The Centers for Disease Control and Prevention (CDC) released data on Thursday about the number of hospitalizations and deaths associated with electronic cigarettes or vaping.
CDC reports that as of January 14, 2020 2,668 cases of hospitalization or deaths were reported by all 50 states, the District of Columbia, and two U.S. territories (Puerto Rico, and the U.S. Virgin Islands).
Sixty people have died from lung damage in 27 states and the District of Columbia, including Alabama, California, Connecticut, Delaware, the District of Columbia, Florida, Georgia, Illinois, Indiana, Kansas, Louisiana, Massachusetts, Michigan, Minnesota, Mississippi, Missouri, Montana, Nebraska, New Jersey, New York, Oregon, Pennsylvania, Rhode Island, South Carolina, Tennessee, Texas, Utah, and Virginia.
The CDC has dubbed the “newly identified lung disease linked to vaping” EVALI, according to Yale Medicine, which is an acronym that stands for e-cigarette or vaping product use-associated lung injury:
The illness was first recognized by the CDC in August 2019 after health department officials across the country began to work together to study cases of severe, sometimes fatal, lung infections that arose suddenly in otherwise healthy individuals. The number of people who needed to be hospitalized after experiencing symptoms ranging from shortness of breath to fever quickly rose in many states around the U.S. As more details emerged, doctors and researchers discovered that patients shared at least one common risk: all reported they had recently used e-cigarette or vaping products.
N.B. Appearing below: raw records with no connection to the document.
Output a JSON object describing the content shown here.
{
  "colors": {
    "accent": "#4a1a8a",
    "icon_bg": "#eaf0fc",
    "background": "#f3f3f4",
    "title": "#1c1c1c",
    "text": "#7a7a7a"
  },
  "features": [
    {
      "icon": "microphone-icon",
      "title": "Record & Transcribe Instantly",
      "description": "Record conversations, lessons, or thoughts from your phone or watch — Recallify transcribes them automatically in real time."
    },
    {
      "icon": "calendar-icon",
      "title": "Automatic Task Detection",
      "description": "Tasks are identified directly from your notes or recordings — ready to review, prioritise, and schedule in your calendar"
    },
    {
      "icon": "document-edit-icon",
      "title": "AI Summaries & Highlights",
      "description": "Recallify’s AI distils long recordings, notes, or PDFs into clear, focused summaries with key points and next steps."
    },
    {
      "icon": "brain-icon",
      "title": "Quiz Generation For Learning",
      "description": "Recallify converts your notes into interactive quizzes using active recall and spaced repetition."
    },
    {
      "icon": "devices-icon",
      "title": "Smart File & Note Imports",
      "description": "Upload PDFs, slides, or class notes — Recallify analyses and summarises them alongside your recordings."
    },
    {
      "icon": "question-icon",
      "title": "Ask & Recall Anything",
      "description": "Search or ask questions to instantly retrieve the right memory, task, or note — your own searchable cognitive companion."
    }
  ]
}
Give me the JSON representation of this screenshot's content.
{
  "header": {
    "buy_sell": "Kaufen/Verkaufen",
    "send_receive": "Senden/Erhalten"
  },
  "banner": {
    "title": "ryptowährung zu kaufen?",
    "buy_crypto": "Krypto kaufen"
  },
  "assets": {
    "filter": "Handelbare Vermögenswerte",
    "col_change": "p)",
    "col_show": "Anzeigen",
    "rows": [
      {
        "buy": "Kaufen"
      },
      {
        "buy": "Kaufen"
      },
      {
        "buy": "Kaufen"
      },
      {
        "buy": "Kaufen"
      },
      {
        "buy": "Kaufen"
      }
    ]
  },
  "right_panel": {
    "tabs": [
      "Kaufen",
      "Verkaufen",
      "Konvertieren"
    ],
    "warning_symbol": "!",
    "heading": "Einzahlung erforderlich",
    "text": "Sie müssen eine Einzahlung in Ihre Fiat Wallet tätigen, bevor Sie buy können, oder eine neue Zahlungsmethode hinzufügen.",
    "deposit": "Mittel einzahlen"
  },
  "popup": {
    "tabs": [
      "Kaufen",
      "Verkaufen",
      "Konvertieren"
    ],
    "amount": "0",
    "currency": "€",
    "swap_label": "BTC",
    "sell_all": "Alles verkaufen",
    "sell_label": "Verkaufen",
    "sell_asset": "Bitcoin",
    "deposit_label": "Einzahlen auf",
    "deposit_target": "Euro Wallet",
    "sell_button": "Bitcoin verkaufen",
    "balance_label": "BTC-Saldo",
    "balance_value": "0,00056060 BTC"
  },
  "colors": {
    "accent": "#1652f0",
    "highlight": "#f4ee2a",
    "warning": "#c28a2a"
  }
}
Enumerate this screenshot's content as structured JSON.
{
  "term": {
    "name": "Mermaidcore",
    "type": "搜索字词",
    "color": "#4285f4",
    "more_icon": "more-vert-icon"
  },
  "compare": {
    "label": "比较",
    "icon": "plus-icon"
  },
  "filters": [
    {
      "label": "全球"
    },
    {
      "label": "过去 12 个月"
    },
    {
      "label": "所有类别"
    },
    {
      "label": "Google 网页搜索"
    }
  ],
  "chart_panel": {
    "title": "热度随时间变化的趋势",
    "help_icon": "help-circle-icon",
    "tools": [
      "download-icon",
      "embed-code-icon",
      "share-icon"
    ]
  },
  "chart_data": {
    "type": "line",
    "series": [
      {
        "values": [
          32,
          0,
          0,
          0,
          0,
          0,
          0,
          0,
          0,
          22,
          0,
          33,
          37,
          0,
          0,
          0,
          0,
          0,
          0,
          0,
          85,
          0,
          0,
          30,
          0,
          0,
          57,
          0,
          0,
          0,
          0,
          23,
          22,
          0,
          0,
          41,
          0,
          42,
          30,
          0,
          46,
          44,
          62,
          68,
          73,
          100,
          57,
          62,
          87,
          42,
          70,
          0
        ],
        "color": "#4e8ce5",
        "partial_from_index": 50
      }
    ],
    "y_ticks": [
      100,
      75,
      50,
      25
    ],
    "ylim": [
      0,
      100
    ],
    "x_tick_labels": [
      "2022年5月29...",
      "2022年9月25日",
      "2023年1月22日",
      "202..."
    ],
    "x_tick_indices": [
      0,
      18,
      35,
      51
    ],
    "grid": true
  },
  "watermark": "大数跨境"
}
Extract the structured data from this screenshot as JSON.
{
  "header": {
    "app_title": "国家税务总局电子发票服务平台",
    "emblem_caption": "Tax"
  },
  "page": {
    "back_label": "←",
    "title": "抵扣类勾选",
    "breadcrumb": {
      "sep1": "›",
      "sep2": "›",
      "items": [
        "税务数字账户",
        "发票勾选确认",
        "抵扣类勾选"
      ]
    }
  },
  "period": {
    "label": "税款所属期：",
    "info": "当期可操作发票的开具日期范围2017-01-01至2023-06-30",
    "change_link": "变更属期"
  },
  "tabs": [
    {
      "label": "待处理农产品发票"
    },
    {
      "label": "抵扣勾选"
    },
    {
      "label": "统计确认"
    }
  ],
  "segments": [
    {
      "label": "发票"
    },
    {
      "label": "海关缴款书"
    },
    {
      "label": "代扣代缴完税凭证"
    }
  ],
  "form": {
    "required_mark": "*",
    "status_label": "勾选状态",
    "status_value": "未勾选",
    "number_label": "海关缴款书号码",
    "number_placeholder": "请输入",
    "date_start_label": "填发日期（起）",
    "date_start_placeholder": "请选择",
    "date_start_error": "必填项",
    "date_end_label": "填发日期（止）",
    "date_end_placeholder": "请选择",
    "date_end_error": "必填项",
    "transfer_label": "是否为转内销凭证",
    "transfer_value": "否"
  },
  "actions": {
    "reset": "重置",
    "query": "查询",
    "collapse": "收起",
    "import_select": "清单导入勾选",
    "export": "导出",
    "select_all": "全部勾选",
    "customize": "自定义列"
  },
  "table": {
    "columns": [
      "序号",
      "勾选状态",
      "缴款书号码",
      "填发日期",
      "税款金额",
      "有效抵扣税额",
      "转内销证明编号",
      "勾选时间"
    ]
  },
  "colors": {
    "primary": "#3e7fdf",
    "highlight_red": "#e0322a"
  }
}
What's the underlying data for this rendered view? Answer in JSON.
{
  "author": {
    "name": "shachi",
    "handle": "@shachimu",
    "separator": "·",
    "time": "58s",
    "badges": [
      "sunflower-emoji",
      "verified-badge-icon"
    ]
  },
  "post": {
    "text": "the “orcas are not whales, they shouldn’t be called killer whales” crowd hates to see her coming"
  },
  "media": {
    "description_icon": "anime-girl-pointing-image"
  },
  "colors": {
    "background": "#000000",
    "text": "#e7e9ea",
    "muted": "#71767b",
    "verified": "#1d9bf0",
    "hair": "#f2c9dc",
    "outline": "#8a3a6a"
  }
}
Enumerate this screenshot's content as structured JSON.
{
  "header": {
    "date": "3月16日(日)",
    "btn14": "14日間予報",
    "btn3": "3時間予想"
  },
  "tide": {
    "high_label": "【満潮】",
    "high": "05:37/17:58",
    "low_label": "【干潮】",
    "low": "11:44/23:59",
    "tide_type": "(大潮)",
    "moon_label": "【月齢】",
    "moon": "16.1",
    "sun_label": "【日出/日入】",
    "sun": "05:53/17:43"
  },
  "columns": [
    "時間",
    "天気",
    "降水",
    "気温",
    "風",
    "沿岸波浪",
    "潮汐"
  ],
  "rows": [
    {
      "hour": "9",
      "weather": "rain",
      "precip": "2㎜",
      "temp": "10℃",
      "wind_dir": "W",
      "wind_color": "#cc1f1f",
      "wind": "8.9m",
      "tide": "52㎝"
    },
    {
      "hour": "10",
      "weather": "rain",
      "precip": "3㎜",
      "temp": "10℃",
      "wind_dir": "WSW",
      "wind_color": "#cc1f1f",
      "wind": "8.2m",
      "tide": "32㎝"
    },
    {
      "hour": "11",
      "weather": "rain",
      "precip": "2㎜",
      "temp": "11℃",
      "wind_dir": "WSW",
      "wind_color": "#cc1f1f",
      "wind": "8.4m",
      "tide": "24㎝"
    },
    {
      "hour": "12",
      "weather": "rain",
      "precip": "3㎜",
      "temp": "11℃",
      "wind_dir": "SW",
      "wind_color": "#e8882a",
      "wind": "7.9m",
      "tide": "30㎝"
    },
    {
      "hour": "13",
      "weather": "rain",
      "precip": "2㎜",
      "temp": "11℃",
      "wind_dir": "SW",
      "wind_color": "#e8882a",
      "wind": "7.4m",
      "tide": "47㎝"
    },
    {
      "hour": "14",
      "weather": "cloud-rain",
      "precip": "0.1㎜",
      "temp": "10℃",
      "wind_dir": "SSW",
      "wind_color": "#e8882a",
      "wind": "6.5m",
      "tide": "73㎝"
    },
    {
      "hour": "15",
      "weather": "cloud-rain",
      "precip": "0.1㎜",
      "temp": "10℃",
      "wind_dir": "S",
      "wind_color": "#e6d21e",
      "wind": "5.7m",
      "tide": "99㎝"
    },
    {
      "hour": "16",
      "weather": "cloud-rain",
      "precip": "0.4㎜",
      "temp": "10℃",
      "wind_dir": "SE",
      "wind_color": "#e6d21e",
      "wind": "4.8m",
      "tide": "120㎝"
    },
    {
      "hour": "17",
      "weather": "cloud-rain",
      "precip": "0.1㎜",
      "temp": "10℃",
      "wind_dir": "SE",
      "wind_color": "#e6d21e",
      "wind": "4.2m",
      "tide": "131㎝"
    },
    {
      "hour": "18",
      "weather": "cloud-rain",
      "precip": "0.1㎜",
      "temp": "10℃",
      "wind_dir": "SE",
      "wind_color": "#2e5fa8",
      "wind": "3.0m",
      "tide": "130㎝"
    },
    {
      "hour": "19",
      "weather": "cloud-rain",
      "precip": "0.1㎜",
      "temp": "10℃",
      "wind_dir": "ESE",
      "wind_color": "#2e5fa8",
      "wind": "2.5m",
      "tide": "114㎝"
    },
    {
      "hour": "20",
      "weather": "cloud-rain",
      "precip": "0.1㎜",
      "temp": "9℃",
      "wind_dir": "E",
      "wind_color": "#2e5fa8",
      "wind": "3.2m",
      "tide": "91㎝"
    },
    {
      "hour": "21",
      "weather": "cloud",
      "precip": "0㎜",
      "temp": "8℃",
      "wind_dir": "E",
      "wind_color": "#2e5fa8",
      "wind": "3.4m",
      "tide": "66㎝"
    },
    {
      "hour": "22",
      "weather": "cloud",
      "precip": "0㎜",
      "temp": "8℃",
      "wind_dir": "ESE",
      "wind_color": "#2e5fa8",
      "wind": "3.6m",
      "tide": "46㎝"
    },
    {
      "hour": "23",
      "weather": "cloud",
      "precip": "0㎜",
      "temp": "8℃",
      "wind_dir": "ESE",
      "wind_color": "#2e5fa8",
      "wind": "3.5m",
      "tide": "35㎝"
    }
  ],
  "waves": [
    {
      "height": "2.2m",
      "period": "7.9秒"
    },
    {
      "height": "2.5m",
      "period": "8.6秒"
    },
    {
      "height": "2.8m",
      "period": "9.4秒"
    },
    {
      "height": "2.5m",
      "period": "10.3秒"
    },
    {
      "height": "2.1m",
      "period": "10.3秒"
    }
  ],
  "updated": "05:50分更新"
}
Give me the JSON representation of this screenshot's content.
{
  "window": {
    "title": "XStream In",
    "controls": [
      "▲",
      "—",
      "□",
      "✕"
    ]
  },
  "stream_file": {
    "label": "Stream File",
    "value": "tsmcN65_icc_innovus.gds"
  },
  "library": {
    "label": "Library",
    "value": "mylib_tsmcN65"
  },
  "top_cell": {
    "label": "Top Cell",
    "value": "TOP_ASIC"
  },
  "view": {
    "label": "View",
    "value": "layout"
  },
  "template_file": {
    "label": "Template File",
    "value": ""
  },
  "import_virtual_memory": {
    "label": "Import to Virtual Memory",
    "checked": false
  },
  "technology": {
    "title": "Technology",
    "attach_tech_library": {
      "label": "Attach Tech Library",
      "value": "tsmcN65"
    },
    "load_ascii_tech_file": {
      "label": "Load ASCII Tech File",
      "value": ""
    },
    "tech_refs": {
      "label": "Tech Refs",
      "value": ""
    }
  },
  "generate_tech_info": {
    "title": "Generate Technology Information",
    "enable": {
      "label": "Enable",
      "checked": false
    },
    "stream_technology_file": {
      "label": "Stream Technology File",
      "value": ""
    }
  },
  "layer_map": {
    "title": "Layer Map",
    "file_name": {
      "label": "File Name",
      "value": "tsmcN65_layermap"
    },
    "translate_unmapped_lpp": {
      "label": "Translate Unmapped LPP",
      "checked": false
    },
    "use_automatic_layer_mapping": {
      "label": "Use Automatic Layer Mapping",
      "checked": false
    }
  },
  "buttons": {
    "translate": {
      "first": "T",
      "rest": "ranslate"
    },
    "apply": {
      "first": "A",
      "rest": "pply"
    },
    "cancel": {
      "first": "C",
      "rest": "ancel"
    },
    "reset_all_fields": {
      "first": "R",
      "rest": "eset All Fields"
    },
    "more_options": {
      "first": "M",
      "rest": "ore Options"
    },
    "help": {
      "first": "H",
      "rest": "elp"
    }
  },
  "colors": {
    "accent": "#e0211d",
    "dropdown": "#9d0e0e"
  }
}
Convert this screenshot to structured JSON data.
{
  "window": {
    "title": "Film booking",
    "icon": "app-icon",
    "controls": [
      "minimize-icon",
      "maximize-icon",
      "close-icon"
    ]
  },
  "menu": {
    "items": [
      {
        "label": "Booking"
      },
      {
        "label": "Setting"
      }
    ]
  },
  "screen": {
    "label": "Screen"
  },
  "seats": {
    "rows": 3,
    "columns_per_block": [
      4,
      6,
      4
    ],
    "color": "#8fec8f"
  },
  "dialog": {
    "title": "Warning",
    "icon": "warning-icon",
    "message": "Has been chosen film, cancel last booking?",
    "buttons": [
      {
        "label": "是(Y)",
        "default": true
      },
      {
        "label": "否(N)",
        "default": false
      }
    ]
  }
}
Even though the agency announced that vitamin E acetate appears associated with this vaping-related illness, federal investigators have not yet identified a single ingredient (though there could be several) that causes EVALI. It’s therefore unclear how the condition develops or why, in the most severe and life-threatening cases, it causes the lungs to stop functioning altogether.
However, CDC and Food and Drug Administration (FDA) officials urge everyone to avoid e-cigarette or vaping products that contain tetrahydrocannabinol, or THC (a high-inducing chemical derived from marijuana). THC has been detected in most of the EVALI case samples tested by the FDA so far, according to the CDC. In additional guidance, the FDA cautioned people against adding additional substances to vaping products and to not use products obtained off the street. To completely avoid one’s risk of developing EVALI, the CDC states, “consider refraining from use of all e-cigarette, or vaping, products.”
In its latest report, the CDC said “more deaths are under investigation.”